Impurity and information criterions#

Information criteria are statistical measures used to evaluate and compare different models, including decision trees, based on their ability to fit the data while penalizing for model complexity. Information criteria are often used during the process of splitting nodes in decision trees to determine the best feature and split point. Two common information criteria used in this context are the Gini impurity and entropy.

  1. Gini Impurity:

  • Definition: Gini impurity is a measure of impurity or disorder in a set of data points. For a given node in a decision tree, the Gini impurity measures the probability of misclassifying a randomly chosen data point from that node.

  • Mathematical Formulation: For a binary classification problem with two classes (0 and 1), the Gini impurity for a node is calculated as follows: \(Gini(p) = 1 - (p_0^2 + p_1^2)\) where \(p_0\) is the proportion of data points belonging to class 0, and \(p_1\) is the proportion belonging to class 1.

  • Splitting Criterion: When splitting a node in a decision tree, the Gini impurity is used to evaluate the impurity of potential child nodes created by different feature and split point choices. The split that results in the lowest Gini impurity is chosen.

  1. Entropy:

  • Definition: Entropy measures the level of disorder or uncertainty in a set of data points. In the context of decision trees, entropy quantifies the uncertainty in class labels at a node.

  • Mathematical Formulation: For a binary classification problem, the entropy for a node is calculated as follows: \(Entropy(p) = -p_0 \log_2(p_0) - p_1 \log_2(p_1) \) where \(p_0\) and \(p_1\) are the proportions of data points in class 0 and class 1, respectively.

  • Splitting Criterion: Similar to Gini impurity, entropy is used as a criterion for selecting the best split during node splitting in a decision tree.
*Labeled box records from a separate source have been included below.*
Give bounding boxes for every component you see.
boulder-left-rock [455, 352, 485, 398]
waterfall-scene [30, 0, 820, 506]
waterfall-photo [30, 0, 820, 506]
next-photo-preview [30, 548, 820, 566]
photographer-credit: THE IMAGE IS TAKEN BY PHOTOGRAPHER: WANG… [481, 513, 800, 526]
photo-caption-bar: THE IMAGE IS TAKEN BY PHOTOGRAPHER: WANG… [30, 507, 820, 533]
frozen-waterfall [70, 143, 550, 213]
The split that results in the lowest entropy is chosen.

  1. Decision Tree Splitting:

  • When building a decision tree, the goal is to find the feature and split point (threshold) that maximizes the reduction in impurity or entropy.

  • The information gain or reduction in impurity (measured by the initial impurity minus the impurity of child nodes) is used to determine the best split.

  • The feature and split point that result in the greatest information gain are chosen as the splitting criteria for the current node.

  • This process is applied recursively for each internal node, leading to the construction of a binary tree.

In summary, information criteria such as Gini impurity and entropy play a crucial role in the splitting process of decision trees. They help evaluate the quality of splits and guide the tree construction by selecting the feature and split point that result in the most significant reduction in impurity or entropy, ultimately leading to a more interpretable and generalizable model.